A police spokesman said officers were deployed at points in the West Jerusalem and elsewhere in Israel as the protesters, many of them Jewish settlers, attempted to hold up traffic.

Police were also investigating an incident in which settlers were suspected of throwing a petrol bomb at a house in the Palestinian village of Hawara in the northern West Bank, causing some damage but no injuries.

The flare-up came after police bulldozed two homes at the Jewish West Bank outpost of Havat Gilad, a small hilltop settlement where police spokesman Micky Rosenfeld said officers had acted after a court ordered the homes be demolished.

Police used plastic-coated paint pellets to quell resistance from settlers at the site. It was a non-lethal crowd control weapon introduced for the first time and television footage showed it caused bruising. Eight settlers were arrested.

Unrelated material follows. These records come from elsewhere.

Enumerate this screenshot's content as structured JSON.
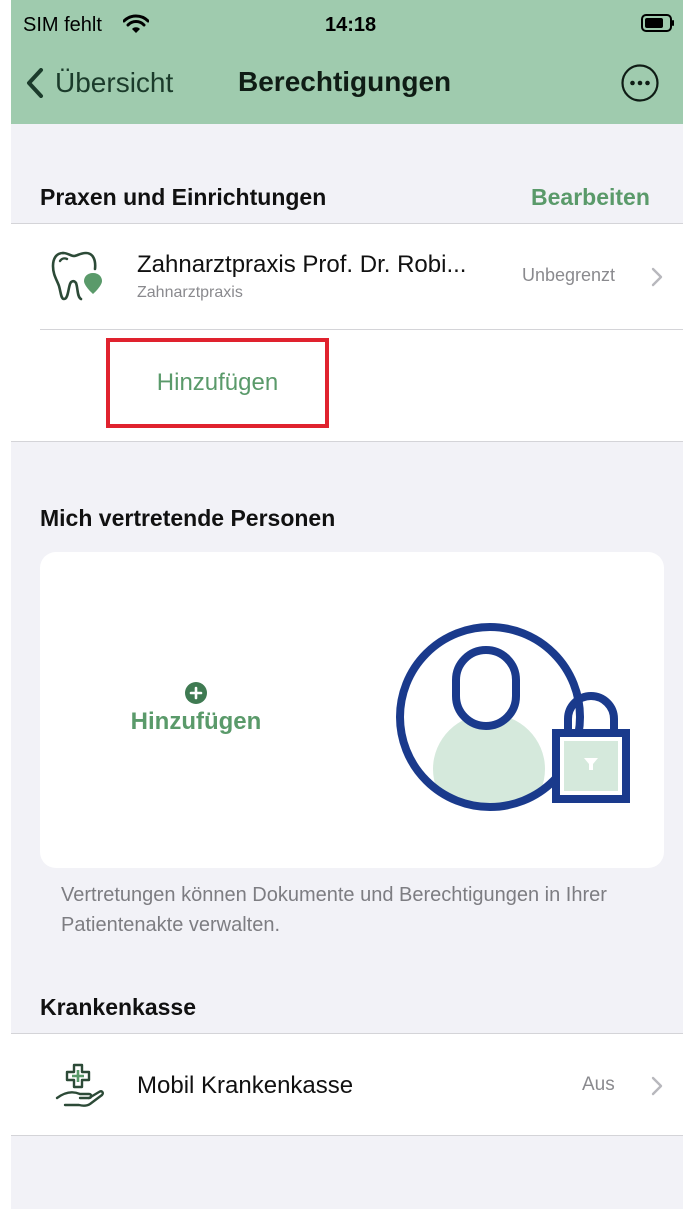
{
  "status_bar": {
    "carrier": "SIM fehlt",
    "time": "14:18",
    "icons": [
      "wifi-icon",
      "battery-icon"
    ]
  },
  "nav": {
    "back_label": "Übersicht",
    "title": "Berechtigungen",
    "more_icon": "more-circle-icon"
  },
  "praxen": {
    "header": "Praxen und Einrichtungen",
    "edit_label": "Bearbeiten",
    "items": [
      {
        "icon": "tooth-icon",
        "name": "Zahnarztpraxis Prof. Dr. Robi...",
        "type": "Zahnarztpraxis",
        "duration": "Unbegrenzt"
      }
    ],
    "add_label": "Hinzufügen"
  },
  "vertreter": {
    "header": "Mich vertretende Personen",
    "add_label": "Hinzufügen",
    "illustration": "person-lock-icon",
    "note": "Vertretungen können Dokumente und Berechtigungen in Ihrer Patientenakte verwalten."
  },
  "krankenkasse": {
    "header": "Krankenkasse",
    "items": [
      {
        "icon": "hand-cross-icon",
        "name": "Mobil Krankenkasse",
        "status": "Aus"
      }
    ]
  },
  "colors": {
    "nav_bar": "#9fcbae",
    "accent_green": "#5a9a6a",
    "highlight_red": "#e0222e",
    "illustration_blue": "#1a3a8c",
    "background": "#f2f2f7"
  }
}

Demolitions at some of the dozens of outposts erected by Jews in the West Bank without formal permission from the Israeli authorities are usually carried out by police.

There are over 100 settlements in the West Bank and East Jerusalem, where half a million Jews live next to 2.5 million Palestinians.

Palestinians want the West Bank and the Gaza Strip for their future state, with East Jerusalem as its capital. Many settlers see the West Bank as a biblical birthright of the Jewish people.

Israel does not accept a World Court ruling that its settlements are illegal under international law, although it considers smaller so-called outposts, built in remote areas mainly by ultra-religious Jews, to be illegal.

Israeli-Palestinian peace talks brokered by the United States have ground to standstill after the Palestinians refused to return to the negotiating table unless Israel extended a moratorium on its settlement-building on Palestinian land.